The paper’s reporting includes an interactive search tool for parents of children attending schools in London, allowing them to check the level of particulates around their school.

St Mary’s primary in Chiswick, one of London’s most polluted schools with an annual concentration of particulate pollution of 14.1mcg per cubic metre, has reduced outside playtime because of fumes from the six-lane A4, which carries 80,000 vehicles a day and runs less than three metres from the playground.

Russell Scott primary in Denton, Manchester, appointed pupils as “junior police community safety officers” to hand out fake parking tickets to parents who sat in cars with the engine running near the school gates.

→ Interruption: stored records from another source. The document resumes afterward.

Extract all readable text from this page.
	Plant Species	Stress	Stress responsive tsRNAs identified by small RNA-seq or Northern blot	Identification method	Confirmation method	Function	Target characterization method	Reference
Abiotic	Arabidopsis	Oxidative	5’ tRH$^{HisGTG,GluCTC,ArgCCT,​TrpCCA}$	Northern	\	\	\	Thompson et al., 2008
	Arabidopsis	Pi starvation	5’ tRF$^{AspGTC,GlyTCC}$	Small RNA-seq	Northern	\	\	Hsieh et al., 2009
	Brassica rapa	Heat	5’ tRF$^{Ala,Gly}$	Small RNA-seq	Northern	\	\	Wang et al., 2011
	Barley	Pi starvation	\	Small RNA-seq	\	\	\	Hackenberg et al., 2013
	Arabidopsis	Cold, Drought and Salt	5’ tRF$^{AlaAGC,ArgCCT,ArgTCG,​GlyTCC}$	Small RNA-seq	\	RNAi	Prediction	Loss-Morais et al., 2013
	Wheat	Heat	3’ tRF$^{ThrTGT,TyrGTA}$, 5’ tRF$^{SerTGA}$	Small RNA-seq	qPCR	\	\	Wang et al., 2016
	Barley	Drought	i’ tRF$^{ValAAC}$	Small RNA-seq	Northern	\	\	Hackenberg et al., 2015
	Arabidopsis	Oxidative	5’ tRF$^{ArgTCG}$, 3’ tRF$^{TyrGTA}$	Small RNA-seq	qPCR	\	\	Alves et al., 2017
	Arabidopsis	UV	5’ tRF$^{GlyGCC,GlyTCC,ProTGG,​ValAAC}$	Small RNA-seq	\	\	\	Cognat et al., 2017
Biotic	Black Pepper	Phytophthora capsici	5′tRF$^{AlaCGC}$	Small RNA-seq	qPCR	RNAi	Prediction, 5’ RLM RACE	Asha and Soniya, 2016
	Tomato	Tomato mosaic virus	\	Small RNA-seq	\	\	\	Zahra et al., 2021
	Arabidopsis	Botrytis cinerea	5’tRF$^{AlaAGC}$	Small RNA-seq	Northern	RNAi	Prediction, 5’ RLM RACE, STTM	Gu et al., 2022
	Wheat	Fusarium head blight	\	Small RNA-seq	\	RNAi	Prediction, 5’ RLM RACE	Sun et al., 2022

The government claimed to be tackling air pollution under a clean air strategy published in January, but The Times claims almost 4,700 schools with 1.9m pupils will still be over the limit by 2030.

The environment secretary Michael Gove is yet to fulfil a promise made in January to set “a new, ambitious, long-term target to reduce people’s exposure to PM2.5” and to “publish evidence early in 2019 to examine what action would be needed” to meet the WHO limit.

Last week the High Court granted the mother of Ella Kissi-Debrah the right to a new inquest into her daughter’s death, after years of campaigning.

Rosamund Kissi-Debrah says that the nine-year-old girl’s illness and fatal asthma attack in 2013 was caused by pollution from the South Circular road near to their home in south London.

Sadiq Khan, the mayor of London, said: “The harmful air we breathe is a national health crisis. I’ve set out my ambition that every new car or van registered in London will be zero emission from 2030.

“But to make this happen government needs to recognise the true scale of this health emergency and deliver a strong new Clean Air Act, provide extra funding for local leaders and urgently deliver a national scrappage scheme to rid our streets of polluting cars once and for all.”